Chi sono i pentiti che stanno provocando ansie tra gli affiliati del clan Cappello? Concetto Bonaccorsi, il figlio Salvuccio, Francesco Di Mauro, boss di Monte Po a cui il mensile S ha dedicato uno speciale, Carmelo Di Mauro, detto U Ciociu, e Sebastiano Sardo, conosciuto come ‘Occhiolino’ o ‘U Sceicco’.
Partiamo dal padrino dei Carateddi, la frangia armata del clan Cappello. Concetto Bonaccorsi firma il suo primo verbale da collaboratore di giustizia alla fine di giugno 2017. Una scelta che ha scosso la famiglia Bonaccorsi. Chi è rimasto a Catania ha ben chiarito al quartiere – anche attraverso i social – che prende le distanze da chi “ha tradito la famiglia”. Il fratello di Ignazio Bonaccorsi, capo bastone che ha permesso la storica alleanza con il boss al 41bis Turi Cappello, conosce i segreti, ormai sepolti, della mafia catanese. Le sue parole potrebbero riaprire casi rimasti nel cassetto per mancanza di prove. Quello che è accaduto a Catania infatti gli è stato raccontato attraverso i colloqui in carcere e i permessi premio. Alla fine del 2016 Concetto Bonaccorsi non torna al carcere di Secondigliano in Campania e scappa con la moglie in Toscana. Una sorta di vacanza con la consorte. Ma in quei mesi di latitanza Concetto Bonaccorsi torna a Catania, anche perché a gennaio il clan perde potere criminale dopo gli arresti del blitz Penelope. Un cognome come il suo può permettere alla cosca di rafforzare le fila e il controllo criminale. Nel programma di protezione entra anche il figlio Salvuccio: i suoi verbali sono quelli che più inguaiano boss e soldati che operano sotto l’effige del clan Cappello-Bonaccorsi. Conosce le nuove milizie. Leggendo le sue confessioni si possono ritrovare nomi ancora sconosciuti agli inquirenti. A giugno 2017 si pente anche Sebastiano Sardo, narcotrafficante catanese che ha contatti con diversi clan perché grazie ai suoi contatti con Napoli e le ‘ndrine calabresi riesce a portare grossi carichi di droga.

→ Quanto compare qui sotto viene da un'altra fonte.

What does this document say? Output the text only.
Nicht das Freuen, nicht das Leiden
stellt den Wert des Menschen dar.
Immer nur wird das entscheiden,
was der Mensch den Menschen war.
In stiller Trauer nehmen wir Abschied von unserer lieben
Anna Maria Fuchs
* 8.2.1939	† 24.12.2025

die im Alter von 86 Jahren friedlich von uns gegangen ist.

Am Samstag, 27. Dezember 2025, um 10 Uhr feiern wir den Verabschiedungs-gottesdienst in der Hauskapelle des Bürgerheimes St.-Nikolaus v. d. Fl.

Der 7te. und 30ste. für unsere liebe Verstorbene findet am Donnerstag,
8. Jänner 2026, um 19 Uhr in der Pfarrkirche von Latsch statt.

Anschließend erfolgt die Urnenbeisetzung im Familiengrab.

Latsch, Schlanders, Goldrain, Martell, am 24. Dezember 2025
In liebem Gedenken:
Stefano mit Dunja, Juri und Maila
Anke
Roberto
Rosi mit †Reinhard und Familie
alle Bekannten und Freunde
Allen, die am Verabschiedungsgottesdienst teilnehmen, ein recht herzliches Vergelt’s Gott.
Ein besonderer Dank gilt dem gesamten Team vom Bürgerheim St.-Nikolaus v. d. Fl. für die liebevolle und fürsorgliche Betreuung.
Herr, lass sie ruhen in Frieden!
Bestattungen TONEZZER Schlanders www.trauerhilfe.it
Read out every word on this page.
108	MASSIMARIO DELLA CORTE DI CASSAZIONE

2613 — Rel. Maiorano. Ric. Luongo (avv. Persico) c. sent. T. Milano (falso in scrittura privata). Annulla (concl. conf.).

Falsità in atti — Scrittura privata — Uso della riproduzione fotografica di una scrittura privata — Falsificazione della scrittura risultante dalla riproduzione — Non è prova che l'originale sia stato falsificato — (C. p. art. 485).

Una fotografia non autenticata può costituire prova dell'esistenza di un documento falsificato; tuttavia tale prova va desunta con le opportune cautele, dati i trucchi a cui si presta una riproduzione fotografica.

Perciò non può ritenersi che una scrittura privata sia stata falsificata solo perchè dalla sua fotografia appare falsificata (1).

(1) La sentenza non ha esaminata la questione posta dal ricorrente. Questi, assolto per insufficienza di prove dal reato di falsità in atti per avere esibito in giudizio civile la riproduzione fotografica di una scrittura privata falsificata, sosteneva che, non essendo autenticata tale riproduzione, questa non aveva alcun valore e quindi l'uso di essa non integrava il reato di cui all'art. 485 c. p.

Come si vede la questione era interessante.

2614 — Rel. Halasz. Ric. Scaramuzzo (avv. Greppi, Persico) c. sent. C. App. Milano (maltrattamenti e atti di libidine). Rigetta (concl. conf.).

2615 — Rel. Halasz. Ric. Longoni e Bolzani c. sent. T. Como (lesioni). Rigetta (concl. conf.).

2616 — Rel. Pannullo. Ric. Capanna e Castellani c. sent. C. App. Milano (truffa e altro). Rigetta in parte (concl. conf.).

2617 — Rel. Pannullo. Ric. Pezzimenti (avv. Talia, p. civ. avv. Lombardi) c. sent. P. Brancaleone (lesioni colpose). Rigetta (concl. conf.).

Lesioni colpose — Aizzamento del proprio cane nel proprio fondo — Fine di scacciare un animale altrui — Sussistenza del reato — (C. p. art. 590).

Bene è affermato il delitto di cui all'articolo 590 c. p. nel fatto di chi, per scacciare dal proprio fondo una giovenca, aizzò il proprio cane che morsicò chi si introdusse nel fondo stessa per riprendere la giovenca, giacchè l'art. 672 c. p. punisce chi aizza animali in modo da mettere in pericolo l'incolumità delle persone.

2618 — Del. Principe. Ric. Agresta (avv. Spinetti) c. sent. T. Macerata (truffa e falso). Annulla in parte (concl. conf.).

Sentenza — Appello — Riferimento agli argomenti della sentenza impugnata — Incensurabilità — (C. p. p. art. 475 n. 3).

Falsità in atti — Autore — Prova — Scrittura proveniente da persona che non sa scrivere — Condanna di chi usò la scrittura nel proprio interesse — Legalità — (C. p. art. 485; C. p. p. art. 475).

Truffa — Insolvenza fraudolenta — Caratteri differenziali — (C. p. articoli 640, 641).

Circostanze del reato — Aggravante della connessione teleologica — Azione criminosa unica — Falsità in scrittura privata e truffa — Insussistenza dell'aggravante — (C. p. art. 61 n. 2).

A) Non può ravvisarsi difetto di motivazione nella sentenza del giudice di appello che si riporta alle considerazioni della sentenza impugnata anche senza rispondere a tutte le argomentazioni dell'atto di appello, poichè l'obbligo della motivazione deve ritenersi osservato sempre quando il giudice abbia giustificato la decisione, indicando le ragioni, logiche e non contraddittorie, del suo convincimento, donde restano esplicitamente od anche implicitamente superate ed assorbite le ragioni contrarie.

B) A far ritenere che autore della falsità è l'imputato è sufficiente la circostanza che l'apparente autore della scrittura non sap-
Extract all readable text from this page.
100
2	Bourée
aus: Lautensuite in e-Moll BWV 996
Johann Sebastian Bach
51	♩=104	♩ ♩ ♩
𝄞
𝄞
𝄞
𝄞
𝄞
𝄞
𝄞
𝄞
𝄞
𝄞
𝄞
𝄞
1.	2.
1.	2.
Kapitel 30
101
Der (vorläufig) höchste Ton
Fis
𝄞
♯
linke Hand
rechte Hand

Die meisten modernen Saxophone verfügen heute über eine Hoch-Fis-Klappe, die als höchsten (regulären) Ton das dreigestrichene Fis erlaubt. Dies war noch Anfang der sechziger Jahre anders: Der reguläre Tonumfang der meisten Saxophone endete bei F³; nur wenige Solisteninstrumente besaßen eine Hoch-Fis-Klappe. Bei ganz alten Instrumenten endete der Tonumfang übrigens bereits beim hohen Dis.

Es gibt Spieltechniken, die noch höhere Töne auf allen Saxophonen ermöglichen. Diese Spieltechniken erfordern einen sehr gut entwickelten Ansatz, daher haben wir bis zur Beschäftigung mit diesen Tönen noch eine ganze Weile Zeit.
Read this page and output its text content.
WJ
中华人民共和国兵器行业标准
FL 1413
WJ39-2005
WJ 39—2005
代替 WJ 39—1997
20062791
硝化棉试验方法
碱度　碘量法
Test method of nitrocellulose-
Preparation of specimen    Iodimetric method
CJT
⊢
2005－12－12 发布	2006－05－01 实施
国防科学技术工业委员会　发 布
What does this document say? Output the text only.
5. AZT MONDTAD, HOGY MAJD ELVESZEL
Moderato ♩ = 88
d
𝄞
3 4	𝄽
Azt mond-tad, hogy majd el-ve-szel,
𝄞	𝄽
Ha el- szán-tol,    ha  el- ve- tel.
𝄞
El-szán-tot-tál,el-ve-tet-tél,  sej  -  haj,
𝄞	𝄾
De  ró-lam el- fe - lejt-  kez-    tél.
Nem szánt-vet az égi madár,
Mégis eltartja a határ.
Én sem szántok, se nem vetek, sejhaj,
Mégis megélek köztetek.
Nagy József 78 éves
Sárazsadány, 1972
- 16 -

Poco dopo il maxi blitz Penelope, gennaio 2017, che si pente Carmelo Di Mauro, uomo del gruppo di spaccio di Massimiliano Salvo U Carruzzeri – secondo gli investigatori – il referente in città del clan Cappello. Le sue parole sono entrate di prepotenza nel processo Penelope. Il pentito svela nomi e cognomi e traccia un preciso organigramma di potere del clan. Una manciata di settimane fa ha deciso di collaborare con la magistratura il boss di Monte Po Francesco Di Mauro, uomo della famiglia Strano (cognato di uno dei fratelli). È finito in manette dopo un periodo di latitanza: ha deciso di nascondersi dopo la condanna a 20 anni in primo grado nel processo Revenge 5. “Ho deciso di cambiare vita”, ha detto prima di vuotare il sacco. Un’altra onta nella cosca Cappello. E pensare che alla fine dello scorso decennio il clan stavano tentando la scalata del potere nella mafia catanese: con migrazioni di uomini d’onore del clan Santapaola e omicidi eccellenti.